For visualization of cellular internalization by TEM, cells HFL-1 (1 × 103/well) and D407 (8 × 103/well) were seeded for 24 h on Falcon cell culture inserts (0.4 μm) (Becton Dickinson Labware, NJ, USA). Afterwards, the cells were incubated for another 24 h with 75 × 10−13 M AuNPs. The culture medium was then removed, and the cells were washed three times with phosphate buffer saline (PBS) and prefixed for 1 h with glutaraldehyde (2.5% in PBS). Next, the three steps of rinsing with PBS and cells were post-fixed for 1 h in osmium tetroxide (2% in PBS). Dehydration was carried out in HPLC grade acetone in distilled water dilutions, followed by embedding with Epon resin. The resin was polymerized at 60 °C for 48 h then cooled for 12 h. Ultra-thin sections of approximately 70 nm, obtained on a diamond knife (Diatome) with Leica UC6 ultramicrotome, were post-stained with lead citrate and uranyl acetate [35]. Sections collected on 200 mesh Cu grids were examined with TEM.

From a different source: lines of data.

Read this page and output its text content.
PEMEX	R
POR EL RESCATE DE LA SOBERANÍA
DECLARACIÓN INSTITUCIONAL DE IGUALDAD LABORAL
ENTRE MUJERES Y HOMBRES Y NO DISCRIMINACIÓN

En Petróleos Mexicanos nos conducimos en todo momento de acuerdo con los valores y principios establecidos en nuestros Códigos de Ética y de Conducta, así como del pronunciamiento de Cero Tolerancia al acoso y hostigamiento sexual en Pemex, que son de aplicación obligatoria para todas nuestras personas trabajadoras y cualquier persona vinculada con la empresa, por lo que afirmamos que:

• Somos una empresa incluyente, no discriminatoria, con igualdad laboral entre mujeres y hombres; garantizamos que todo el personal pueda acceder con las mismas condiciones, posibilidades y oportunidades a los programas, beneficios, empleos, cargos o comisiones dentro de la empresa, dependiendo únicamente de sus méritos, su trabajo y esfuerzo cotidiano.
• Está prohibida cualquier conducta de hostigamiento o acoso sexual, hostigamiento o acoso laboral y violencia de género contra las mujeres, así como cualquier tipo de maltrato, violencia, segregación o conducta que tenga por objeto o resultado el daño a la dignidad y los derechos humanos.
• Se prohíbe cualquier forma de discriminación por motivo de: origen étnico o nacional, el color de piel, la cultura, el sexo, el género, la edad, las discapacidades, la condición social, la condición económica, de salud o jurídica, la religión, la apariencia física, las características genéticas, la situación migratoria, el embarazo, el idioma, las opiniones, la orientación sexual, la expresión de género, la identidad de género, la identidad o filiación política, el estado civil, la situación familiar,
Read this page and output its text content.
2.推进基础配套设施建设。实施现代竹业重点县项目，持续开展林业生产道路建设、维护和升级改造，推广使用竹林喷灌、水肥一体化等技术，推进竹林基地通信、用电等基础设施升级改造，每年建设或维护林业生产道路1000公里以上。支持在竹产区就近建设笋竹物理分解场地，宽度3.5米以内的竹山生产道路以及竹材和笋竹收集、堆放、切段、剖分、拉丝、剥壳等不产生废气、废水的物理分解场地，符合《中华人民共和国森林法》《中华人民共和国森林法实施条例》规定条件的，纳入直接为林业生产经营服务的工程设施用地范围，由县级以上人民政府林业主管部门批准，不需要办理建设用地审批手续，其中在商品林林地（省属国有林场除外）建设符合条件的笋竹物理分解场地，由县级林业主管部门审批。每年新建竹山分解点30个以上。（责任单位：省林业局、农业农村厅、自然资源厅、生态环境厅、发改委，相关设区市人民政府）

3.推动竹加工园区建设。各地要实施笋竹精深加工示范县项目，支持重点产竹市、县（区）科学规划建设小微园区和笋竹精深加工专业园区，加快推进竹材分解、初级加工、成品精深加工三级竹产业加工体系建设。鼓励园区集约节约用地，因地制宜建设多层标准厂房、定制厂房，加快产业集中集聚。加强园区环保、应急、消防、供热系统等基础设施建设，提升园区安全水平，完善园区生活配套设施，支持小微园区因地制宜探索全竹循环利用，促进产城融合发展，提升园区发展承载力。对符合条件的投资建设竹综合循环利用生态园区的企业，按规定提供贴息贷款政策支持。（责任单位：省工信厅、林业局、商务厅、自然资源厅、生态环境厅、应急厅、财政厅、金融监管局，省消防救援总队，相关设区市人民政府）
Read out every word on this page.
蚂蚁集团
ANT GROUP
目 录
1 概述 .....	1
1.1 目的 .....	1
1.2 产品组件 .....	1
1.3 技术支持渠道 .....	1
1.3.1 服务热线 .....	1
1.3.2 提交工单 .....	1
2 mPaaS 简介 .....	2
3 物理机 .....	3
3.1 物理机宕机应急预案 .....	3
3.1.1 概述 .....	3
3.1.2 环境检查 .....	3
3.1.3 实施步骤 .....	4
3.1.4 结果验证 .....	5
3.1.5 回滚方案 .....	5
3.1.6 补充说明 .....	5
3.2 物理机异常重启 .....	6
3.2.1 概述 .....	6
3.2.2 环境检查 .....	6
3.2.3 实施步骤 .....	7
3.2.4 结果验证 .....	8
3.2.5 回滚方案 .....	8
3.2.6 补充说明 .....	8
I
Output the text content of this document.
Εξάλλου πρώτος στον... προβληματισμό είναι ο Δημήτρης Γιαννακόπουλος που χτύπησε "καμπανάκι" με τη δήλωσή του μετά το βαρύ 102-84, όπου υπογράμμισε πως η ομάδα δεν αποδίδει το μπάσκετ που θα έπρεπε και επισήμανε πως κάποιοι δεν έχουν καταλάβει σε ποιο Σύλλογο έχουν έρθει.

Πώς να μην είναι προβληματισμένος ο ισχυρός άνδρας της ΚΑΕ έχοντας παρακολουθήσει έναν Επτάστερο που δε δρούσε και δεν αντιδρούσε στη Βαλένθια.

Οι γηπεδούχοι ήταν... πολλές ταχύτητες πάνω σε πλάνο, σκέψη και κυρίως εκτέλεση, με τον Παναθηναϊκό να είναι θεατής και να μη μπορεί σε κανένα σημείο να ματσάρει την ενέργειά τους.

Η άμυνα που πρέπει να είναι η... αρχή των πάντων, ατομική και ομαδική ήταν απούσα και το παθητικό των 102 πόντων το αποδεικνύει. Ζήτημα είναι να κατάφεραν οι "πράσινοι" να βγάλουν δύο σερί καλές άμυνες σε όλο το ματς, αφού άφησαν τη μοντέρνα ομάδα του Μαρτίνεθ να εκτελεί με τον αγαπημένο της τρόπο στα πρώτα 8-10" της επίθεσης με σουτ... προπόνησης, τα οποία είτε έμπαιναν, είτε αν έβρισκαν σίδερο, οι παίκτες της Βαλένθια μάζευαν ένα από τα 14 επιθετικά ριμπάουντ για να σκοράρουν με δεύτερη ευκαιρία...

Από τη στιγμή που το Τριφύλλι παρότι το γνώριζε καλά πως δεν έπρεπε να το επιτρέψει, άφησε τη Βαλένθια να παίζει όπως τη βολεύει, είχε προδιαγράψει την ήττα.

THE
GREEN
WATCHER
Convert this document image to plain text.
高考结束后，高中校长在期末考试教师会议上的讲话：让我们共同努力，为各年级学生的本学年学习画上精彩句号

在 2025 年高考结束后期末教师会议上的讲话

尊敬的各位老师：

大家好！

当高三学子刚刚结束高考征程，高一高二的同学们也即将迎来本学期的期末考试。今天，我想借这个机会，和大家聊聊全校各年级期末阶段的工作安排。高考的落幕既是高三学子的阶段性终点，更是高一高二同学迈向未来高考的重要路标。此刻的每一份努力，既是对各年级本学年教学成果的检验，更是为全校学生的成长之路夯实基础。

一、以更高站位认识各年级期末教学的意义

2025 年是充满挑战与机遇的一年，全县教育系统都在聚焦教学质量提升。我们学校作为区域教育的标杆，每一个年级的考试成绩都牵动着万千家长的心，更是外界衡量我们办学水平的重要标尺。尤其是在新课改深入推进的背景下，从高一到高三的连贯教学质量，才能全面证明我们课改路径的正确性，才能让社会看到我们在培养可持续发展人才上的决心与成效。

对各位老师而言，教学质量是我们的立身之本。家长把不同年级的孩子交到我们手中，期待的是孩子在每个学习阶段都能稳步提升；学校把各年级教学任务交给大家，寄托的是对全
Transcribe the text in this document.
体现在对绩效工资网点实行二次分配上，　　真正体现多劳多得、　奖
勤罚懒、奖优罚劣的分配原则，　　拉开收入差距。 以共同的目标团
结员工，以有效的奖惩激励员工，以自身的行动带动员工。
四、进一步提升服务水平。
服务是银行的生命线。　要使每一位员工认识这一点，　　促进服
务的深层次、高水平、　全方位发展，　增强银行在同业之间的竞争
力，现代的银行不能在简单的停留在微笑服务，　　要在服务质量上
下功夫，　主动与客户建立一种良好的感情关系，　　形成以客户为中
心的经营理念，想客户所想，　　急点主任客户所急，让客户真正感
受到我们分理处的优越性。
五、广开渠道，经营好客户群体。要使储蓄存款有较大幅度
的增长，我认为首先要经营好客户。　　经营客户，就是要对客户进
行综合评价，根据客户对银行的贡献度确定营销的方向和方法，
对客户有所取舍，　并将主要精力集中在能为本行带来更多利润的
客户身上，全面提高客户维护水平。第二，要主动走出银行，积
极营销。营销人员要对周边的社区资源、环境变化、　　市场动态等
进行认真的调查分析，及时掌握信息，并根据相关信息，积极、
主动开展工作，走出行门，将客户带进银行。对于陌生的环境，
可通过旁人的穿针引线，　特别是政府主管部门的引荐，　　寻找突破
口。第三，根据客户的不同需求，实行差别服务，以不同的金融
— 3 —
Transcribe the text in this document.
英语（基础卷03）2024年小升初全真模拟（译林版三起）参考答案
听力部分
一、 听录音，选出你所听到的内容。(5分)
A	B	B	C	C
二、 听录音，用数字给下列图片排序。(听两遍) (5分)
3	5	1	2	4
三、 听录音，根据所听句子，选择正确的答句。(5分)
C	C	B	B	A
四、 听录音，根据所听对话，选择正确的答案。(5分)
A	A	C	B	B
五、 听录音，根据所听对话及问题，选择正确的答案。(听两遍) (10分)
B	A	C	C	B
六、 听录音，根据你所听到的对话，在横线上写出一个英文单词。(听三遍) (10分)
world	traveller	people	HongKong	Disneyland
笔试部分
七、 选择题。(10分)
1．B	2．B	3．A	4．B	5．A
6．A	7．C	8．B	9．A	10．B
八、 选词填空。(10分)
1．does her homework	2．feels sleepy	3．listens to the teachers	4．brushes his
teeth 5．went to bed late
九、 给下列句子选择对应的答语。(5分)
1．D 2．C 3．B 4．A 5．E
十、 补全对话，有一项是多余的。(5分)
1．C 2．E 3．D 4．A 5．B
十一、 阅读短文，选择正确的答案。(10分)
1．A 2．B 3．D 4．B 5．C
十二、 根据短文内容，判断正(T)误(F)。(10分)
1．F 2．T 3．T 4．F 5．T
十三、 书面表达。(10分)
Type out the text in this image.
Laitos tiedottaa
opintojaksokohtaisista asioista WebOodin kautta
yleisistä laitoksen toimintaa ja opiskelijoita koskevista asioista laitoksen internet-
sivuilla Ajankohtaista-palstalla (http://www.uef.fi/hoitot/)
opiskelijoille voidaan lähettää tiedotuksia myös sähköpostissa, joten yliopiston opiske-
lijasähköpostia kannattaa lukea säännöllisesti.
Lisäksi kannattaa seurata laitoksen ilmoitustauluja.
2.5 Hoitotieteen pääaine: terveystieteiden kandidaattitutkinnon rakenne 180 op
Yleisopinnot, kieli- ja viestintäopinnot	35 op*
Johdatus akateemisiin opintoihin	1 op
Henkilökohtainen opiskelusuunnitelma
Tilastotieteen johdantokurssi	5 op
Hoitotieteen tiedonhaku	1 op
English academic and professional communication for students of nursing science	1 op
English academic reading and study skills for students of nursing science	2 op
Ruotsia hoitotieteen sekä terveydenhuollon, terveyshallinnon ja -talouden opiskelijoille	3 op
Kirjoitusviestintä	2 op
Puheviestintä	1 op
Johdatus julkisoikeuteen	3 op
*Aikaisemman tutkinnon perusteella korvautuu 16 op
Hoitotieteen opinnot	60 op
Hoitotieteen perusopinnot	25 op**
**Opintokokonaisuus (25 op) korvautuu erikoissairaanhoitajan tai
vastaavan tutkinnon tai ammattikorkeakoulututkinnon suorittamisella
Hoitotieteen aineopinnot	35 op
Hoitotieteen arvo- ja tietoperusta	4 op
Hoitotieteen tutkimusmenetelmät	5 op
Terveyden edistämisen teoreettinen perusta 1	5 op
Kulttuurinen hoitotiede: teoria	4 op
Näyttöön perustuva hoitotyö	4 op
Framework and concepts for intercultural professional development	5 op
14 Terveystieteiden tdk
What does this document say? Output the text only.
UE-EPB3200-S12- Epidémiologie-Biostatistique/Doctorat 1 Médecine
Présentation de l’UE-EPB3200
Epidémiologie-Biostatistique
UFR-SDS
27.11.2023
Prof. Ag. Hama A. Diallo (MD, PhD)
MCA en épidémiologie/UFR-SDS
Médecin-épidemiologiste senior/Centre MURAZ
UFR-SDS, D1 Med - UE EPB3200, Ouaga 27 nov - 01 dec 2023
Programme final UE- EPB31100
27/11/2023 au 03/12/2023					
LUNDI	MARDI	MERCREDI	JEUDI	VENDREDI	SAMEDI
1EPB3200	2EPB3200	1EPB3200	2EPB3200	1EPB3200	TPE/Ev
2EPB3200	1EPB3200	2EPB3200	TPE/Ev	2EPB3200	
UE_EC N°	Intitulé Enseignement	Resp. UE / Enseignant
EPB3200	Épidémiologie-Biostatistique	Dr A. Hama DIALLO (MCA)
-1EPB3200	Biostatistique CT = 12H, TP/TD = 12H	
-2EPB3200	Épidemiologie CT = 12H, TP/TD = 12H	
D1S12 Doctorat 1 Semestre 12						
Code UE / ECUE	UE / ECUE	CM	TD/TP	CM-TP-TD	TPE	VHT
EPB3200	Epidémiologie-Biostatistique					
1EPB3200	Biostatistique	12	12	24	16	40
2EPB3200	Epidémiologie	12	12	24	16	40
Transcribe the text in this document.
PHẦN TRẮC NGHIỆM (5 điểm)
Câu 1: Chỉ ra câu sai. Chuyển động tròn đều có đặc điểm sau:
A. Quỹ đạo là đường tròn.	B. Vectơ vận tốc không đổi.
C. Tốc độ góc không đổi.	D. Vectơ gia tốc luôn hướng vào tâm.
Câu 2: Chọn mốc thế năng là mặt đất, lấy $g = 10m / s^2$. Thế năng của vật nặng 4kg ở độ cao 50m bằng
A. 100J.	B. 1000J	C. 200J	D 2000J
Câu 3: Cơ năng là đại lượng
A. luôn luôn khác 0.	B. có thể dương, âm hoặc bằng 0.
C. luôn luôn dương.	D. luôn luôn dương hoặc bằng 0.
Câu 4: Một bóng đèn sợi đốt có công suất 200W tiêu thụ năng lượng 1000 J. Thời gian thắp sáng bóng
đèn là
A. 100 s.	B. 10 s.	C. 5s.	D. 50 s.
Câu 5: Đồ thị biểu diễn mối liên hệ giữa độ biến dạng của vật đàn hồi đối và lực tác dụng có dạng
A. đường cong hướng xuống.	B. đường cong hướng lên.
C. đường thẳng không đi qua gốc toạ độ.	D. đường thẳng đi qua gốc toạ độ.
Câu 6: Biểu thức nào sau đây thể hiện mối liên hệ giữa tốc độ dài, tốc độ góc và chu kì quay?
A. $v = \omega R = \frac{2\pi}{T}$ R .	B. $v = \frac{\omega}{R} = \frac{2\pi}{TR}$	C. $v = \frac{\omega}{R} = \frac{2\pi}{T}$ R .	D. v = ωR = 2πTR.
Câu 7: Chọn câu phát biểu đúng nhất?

3.5.2. CytoViva Dark Field Hyperspectral Imaging

The D407 and HFL-1 cells (8 × 104 cells/chamber) were seeded on sterile glass slides for 24 h. Next, 75 × 10−13 M AuNPs were applied on both cell lines for another 24 h. After that, the fixation procedure was carried out after three PBS washing steps by incubating cells with 4% paraformaldehyde for 20 min at room temperature. Cells without nanoparticle treatment were used as control. A CytoViva Enhanced Dark Field Hyperspectral Microscope (CytoViva Inc., Auburn, AL, USA) mounted on an Olympus BX-43 optical microscope was used to image the treated and non-treated D407 and HFL-1 cells. The system contains a patented illumination optics that improves up to 10 times the signal-to-noise ratio, making it possible to visualize nanoparticles (down to ~10 nm). The images were taken using the 100× and 60× (UPL Fluorite) oil immersion objectives.

3.6. Cytotoxicity Assay

Cell viability was measured by the MTT assay. The MTT detection principle is based on the reduction of the MTT reagent to colored formazan by mitochondrial and cytosol dehydrogenases, which can be detected by measuring its absorbance at 550 nm. The HFL-1 and D407 cells were seeded separately in 96 well plates at a concentration of 5 × 103/well and 8 × 103/well, respectively. After 24 h from seeding, the cells were treated with different nanoparticle concentrations (1.5–150 × 10−13 M). Cell viability was monitored 24 h and 48 h post-treatment. Briefly, cells were washed with PBS and then incubated with MTT (0.5 mg/mL) for 1 h. After that the formazan crystals were solubilized in dimethyl sulfoxide (DMSO), their absorbance was monitored at 550 nm and 630 nm (for the background) using the microplate reader HT BioTek Synergy (BioTek Instruments, USA). The results were expressed as the survival rate compared to control. Each experiment was repeated three times.

3.7. Statistical Analysis

Statistical analysis was performed using the Duncan multiple comparison test in GraphPad Prism version 5.00. Registered data represented the mean values and standard deviations (SDs) of three experiments (ns = not significant, p ≥ 0.05, ∗ = significant, p-value 0.01–0.05, ∗∗ = very significant, p-value 0.001–0.01, and ∗∗∗ = extremely significant, p < 0.001).

4. Conclusions

In this study we obtained stable, polygonal-shaped AuNPs using sodium warfarin. The AuNPs were able to cross the cellular membrane of the HFL-1 and D407 cells. After entering the cells, the nanoparticles were visualized being localized in the cytoplasm, mainly in lysosome compartments; however, free nanoparticles were also present. A dose-dependent reduction in cell viability was observed upon exposure to higher concentrations of warfarin-capped nanoparticles in both D407 and HFL-1 cells. The survival rate was reduced by a maximum 20% for D407 cells and 40% for the HFL cell line. It must be noted that HFL-1 proved to be more sensitive than the D407 cell line to the warfarin-capped nanoparticle treatment. Also, exposing the cells to nanoparticles for 48 h did not induce any significant changes in the cell survival rate compared to the 24 h exposure. By using the dark field hyperspectral imaging, it was possible to image the warfarin-capped nanoparticles’ location in cells and to obtain, at the same time, spectral confirmation of their presence. The obtained nanoparticles may be of interest for potential biological applications.